I initially have a code that is working in merging files in one folder. However, the work expanded to merge files in two folders. I edited the code to add first the list of files in two folders. That part is working but will not work in the actual for loop part. I am thinking this could be because of the current working directory but I do not know how to change that part. Here is my code so far:

files1 = os.listdir(folder1) #i just replaced the path with folder1
files2 = os.listdir(folder2) #i just replaced the path with folder2
files = files1 + files2

df = pd.DataFrame()         #creating an empty dataframe
for f in files:             #for loop in extracting and merging the files
    data = pd.read_excel(f)  
    df = df.append(data, sort=False).reset_index(drop=True) 
ambmil
  • 115
  • 3
  • 9

3 Answers3

2

I suggest you change your code design a little bit.

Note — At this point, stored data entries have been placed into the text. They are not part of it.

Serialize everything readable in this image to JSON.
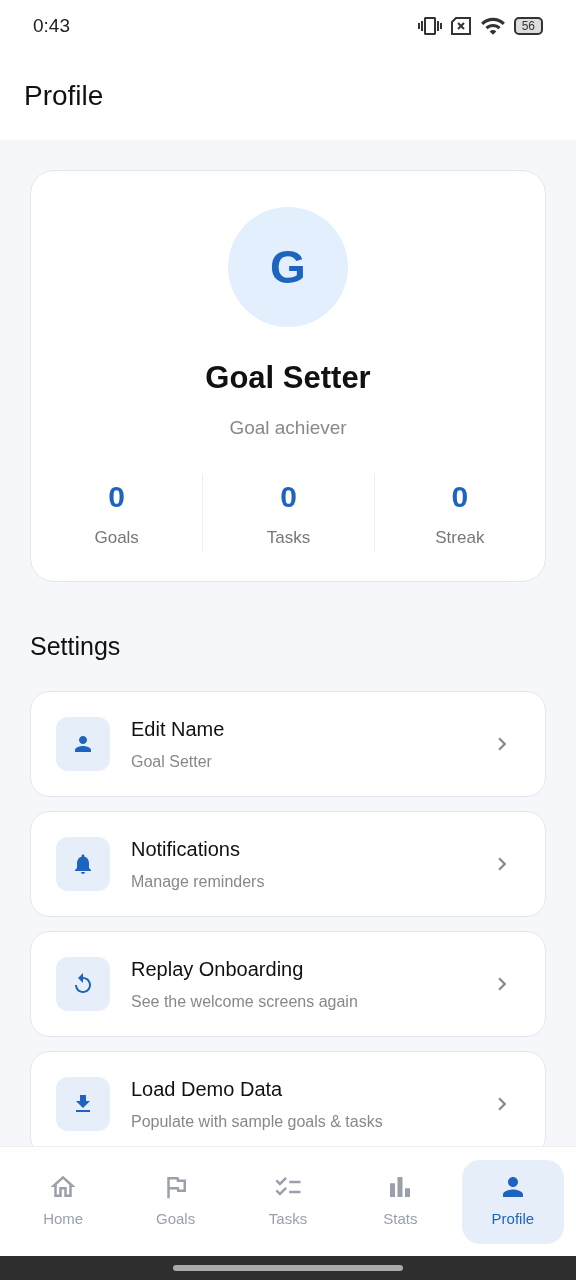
{
  "status_bar": {
    "time": "0:43",
    "battery": "56"
  },
  "header": {
    "title": "Profile"
  },
  "profile": {
    "avatar_letter": "G",
    "name": "Goal Setter",
    "subtitle": "Goal achiever",
    "stats": [
      {
        "value": "0",
        "label": "Goals"
      },
      {
        "value": "0",
        "label": "Tasks"
      },
      {
        "value": "0",
        "label": "Streak"
      }
    ]
  },
  "settings": {
    "title": "Settings",
    "items": [
      {
        "kind": "person",
        "title": "Edit Name",
        "subtitle": "Goal Setter"
      },
      {
        "kind": "bell",
        "title": "Notifications",
        "subtitle": "Manage reminders"
      },
      {
        "kind": "replay",
        "title": "Replay Onboarding",
        "subtitle": "See the welcome screens again"
      },
      {
        "kind": "download",
        "title": "Load Demo Data",
        "subtitle": "Populate with sample goals & tasks"
      }
    ]
  },
  "nav": [
    {
      "kind": "home",
      "label": "Home",
      "selected": false
    },
    {
      "kind": "flag",
      "label": "Goals",
      "selected": false
    },
    {
      "kind": "tasks",
      "label": "Tasks",
      "selected": false
    },
    {
      "kind": "stats",
      "label": "Stats",
      "selected": false
    },
    {
      "kind": "person",
      "label": "Profile",
      "selected": true
    }
  ]
}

Make a list of all the folders and iterate on them and load the files in the loop. You can use this code for as many folders as you want

import os
from pathlib import Path

def merge_files_in_folder(folder):
    df = pd.DataFrame()

    for excel_file in os.listdir(folder):
        data = pd.read_excel(folder / excel_file)
        df = df.append(data, sort=False).reset_index(drop=True)

    return df


folders = ['folder1', 'folder2']
df = pd.DataFrame()

for folder in folders:
    data = merge_files_in_folder(Path(folder))
    df = df.append(data, sort=False).reset_index(drop=True) 
yondu_udanta
  • 797
  • 1
  • 6
  • 13
2

We can fix this code by adding folder names to file names:

import os
import pandas as pd

folder1 = 'folder1/'
folder2 = 'folder2/'

files1 = ["{}{}".format(folder1,file) for file in os.listdir(folder1)]
files2 = ["{}{}".format(folder2,file) for file in os.listdir(folder2)]
files = files1 + files2

print(files)

df = pd.DataFrame()         #creating an empty dataframe
for f in files:             #for loop in extracting and merging the files
    data = pd.read_excel(f)  
    df = df.append(data, sort=False).reset_index(drop=True) 

And move it to a helper function, like Alex suggested in order to make code better.

EDIT: Code with a helper function:

import os
import pandas as pd

def listdir_fullpath(d):
    return [os.path.join(d, f) for f in os.listdir(d)]

folder1 = 'folder1/'
folder2 = 'folder2/'

files1 = listdir_fullpath(folder1)
files2 = listdir_fullpath(folder2)
files = files1 + files2

print(files)

df = pd.DataFrame()         #creating an empty dataframe
for f in files:             #for loop in extracting and merging the files
    data = pd.read_excel(f)  
    df = df.append(data, sort=False).reset_index(drop=True) 
Stepan Novikov
  • 1,402
  • 12
  • 22
1

You're right: "os.listdir" only lists filenames of the files in defined folder (Python 3 Documentation).

Since it os.listdir returns a list, you could use a helper function (like this) to prepend the path to every list item.

Alex
  • 46
  • 4